The preparation of active compound was intimately mixed with the soil. The concentration of the active compound in the preparation was practically immaterial, the only decisive factor being the amount by weight of active compound per unit volume of soil. The treated soil was filled into pots and the pots were left to stand at room temperature.

After 24 hours the test insects were introduced into the treated soil and after a further 2 days the degree of effectiveness of the active compound was determined in % by counting the dead and the live test insects. The degree of effectiveness was 100% if all of the test insects had been killed and was 0% if exactly as many test insects were still alive as in the case of the untreated control.

In this test, for example, the following compounds showed a superior action compared to the prior art: (2), (4), (5), (7), (9) and (15).

Example 11

Phaedon Larvae test

Solvent: 3 parts by weight of dimethylformamide

Emulsifier: 1 part by weight of alkylaryl polyglycol ether

To produce a suitable preparation of active compound, 1 part by weight of active compound was mixed with the stated amount of solvent and the stated amount of emulsifier, and the concentrate was diluted with water to the desired concentration.
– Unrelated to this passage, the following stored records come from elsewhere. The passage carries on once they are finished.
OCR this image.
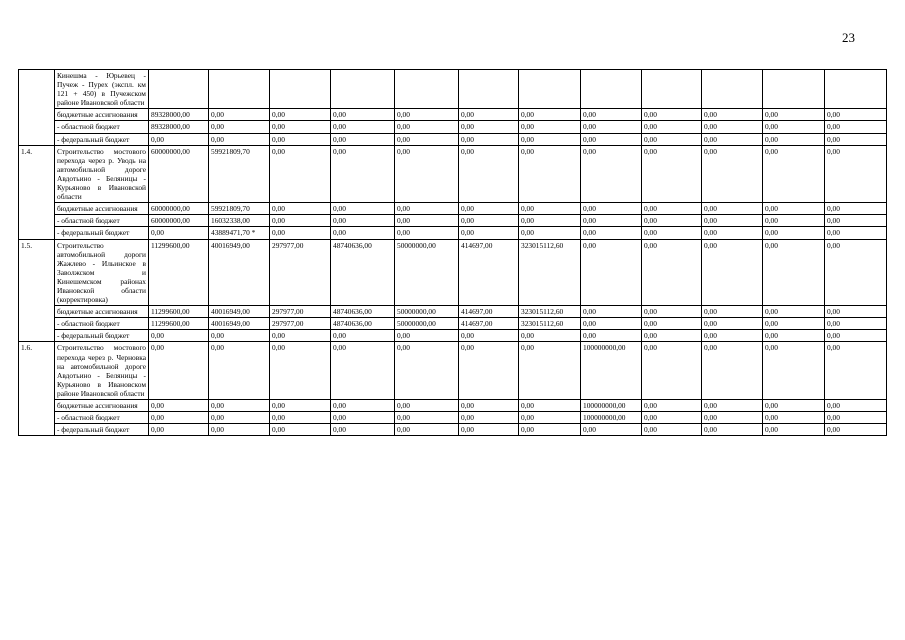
23
	Кинешма - Юрьевец - Пучеж - Пурех (экспл. км 121 + 450) в Пучежском районе Ивановской области												
	бюджетные ассигнования	89328000,00	0,00	0,00	0,00	0,00	0,00	0,00	0,00	0,00	0,00	0,00	0,00
	- областной бюджет	89328000,00	0,00	0,00	0,00	0,00	0,00	0,00	0,00	0,00	0,00	0,00	0,00
	- федеральный бюджет	0,00	0,00	0,00	0,00	0,00	0,00	0,00	0,00	0,00	0,00	0,00	0,00
1.4.	Строительство мостового перехода через р. Уводь на автомобильной дороге Авдотьино - Беляницы - Курьяново в Ивановской области	60000000,00	59921809,70	0,00	0,00	0,00	0,00	0,00	0,00	0,00	0,00	0,00	0,00
	бюджетные ассигнования	60000000,00	59921809,70	0,00	0,00	0,00	0,00	0,00	0,00	0,00	0,00	0,00	0,00
	- областной бюджет	60000000,00	16032338,00	0,00	0,00	0,00	0,00	0,00	0,00	0,00	0,00	0,00	0,00
	- федеральный бюджет	0,00	43889471,70 *	0,00	0,00	0,00	0,00	0,00	0,00	0,00	0,00	0,00	0,00
1.5.	Строительство автомобильной дороги Жажлево - Ильинское в Заволжском и Кинешемском районах Ивановской области (корректировка)	11299600,00	40016949,00	297977,00	48740636,00	50000000,00	414697,00	323015112,60	0,00	0,00	0,00	0,00	0,00
	бюджетные ассигнования	11299600,00	40016949,00	297977,00	48740636,00	50000000,00	414697,00	323015112,60	0,00	0,00	0,00	0,00	0,00
	- областной бюджет	11299600,00	40016949,00	297977,00	48740636,00	50000000,00	414697,00	323015112,60	0,00	0,00	0,00	0,00	0,00
	- федеральный бюджет	0,00	0,00	0,00	0,00	0,00	0,00	0,00	0,00	0,00	0,00	0,00	0,00
1.6.	Строительство мостового перехода через р. Черновка на автомобильной дороге Авдотьино - Беляницы - Курьяново в Ивановском районе Ивановской области	0,00	0,00	0,00	0,00	0,00	0,00	0,00	100000000,00	0,00	0,00	0,00	0,00
	бюджетные ассигнования	0,00	0,00	0,00	0,00	0,00	0,00	0,00	100000000,00	0,00	0,00	0,00	0,00
	- областной бюджет	0,00	0,00	0,00	0,00	0,00	0,00	0,00	100000000,00	0,00	0,00	0,00	0,00
	- федеральный бюджет	0,00	0,00	0,00	0,00	0,00	0,00	0,00	0,00	0,00	0,00	0,00	0,00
Cabbage leaves (Brassica oleracea) were treated by being dipped into the preparation of the active compound of the desired concentration and were infested with mustard beetle larvae (Phaedon cochleariae), as long as the leaves were still wet.

After the specified periods of time, the destruction in % was determined. 100% meant that all the beetle larvae had been killed; 0% meant that none of the beetle larvae had been killed.

In this test, for example, the following compounds showed a superior activity compared to the prior art: (1), (2), (4), (5), (6), (7), (8), (9), (10), (11), (12), (13), (14) and (15).

Example 12

Tetranychus test (resistant)

Solvent: 3 parts by weight of acetone

Emulsifier: 1 part by weight of alkylaryl polyglycol ether

To produce a suitable preparation of active compound, 1 part by weight of active compound was mixed with the stated amount of solvent and the stated amount of emulsifier, and the concentrate was diluted with water to the desired concentration.

Bean plants (Phaseolus vulgaris) which were heavily infested with the common spider mite or two-spotted spider mite (Tetranychus urticae) in all stages of development were treated by being dipped into the preparation of the active compound of the desired concentration.

After the specified periods of time, the destruction in % was determined. 100% meant that all the spider mites had been killed; 0% meant that none of the spider mites had been killed.

In this test, for example, the following compounds showed a superior activity compared to the prior art: (2), (4), (5), (8), (9), (10) and (11).

It is understood that the specification and examples are illustrative but not limitative of the present invention and that other embodiments within the spirit and scope of the invention will suggest themselves to those skilled in the art.